The oversight is unfortunate in Stuart’s otherwise invaluable approach of demystifying history, turning our attention away from kings and queens and reifying abstract forces like slavery and empire. But sometimes Stuart also goes too far in the opposite direction, and the tale becomes too personal. Two-thirds of Sugar in the Blood consists of an impressively researched history of Barbados up until the last century. But instead of finishing the task, Stuart essentially gives us a memoir in the third act. We hear news about the people she knew personally—grandparents, cousins, her mother, her father—but without a full sense of how they fit into the larger picture of the Caribbean’s recent past.

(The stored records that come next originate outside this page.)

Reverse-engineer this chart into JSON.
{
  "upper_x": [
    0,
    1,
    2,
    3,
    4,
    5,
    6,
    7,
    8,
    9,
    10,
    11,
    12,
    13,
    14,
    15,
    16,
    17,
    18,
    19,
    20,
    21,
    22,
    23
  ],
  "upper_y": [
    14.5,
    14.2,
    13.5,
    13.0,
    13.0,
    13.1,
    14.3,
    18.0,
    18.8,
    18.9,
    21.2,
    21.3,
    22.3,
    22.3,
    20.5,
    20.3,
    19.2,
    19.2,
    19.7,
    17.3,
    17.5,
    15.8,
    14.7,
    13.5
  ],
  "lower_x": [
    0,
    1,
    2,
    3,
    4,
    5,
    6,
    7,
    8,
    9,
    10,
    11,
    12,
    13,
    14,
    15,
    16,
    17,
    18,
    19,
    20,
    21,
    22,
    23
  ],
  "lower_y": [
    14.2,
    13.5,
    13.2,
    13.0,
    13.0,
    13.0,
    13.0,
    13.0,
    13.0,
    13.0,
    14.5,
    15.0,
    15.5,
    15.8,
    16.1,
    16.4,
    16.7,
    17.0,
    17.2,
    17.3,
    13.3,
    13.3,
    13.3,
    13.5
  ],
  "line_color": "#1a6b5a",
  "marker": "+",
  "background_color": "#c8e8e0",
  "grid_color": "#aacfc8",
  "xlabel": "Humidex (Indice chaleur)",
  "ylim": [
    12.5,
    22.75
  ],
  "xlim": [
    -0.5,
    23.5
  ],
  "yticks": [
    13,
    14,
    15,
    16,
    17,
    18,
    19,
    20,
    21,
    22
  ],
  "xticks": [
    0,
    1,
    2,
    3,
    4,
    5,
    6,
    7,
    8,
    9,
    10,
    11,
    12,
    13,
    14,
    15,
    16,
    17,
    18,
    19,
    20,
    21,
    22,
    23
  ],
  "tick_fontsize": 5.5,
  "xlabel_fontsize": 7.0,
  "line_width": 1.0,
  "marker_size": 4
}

But some of those family stories are inspiring. Her father, for instance, became dean of the British Caribbean’s most prestigious medical school. Her mother, a descendant of Ashby, helped manage a sugar plantation her family inherited, bringing the story full circle. Stuart’s parents made sure education became her own avenue to success, which led her to the renowned English program at the University of East Anglia, and she later attended the Sorbonne. Stuart readily concedes that, despite her own hard work, her privileged background has given her a chance to partially overcome the racial legacies that still oppress so many other black lives.
In fact, Sugar in the Blood perfectly shows how slavery is relevant to everyone in America—black, white, and brown. “[There’s] an obligation to engage with this history, especially since slavery wipes out history, quite deliberately,” she said. “I’ve always been interested in the epic story of how sugar, slavery and settlement shaped individual lives. I just had to find a way to tell it.”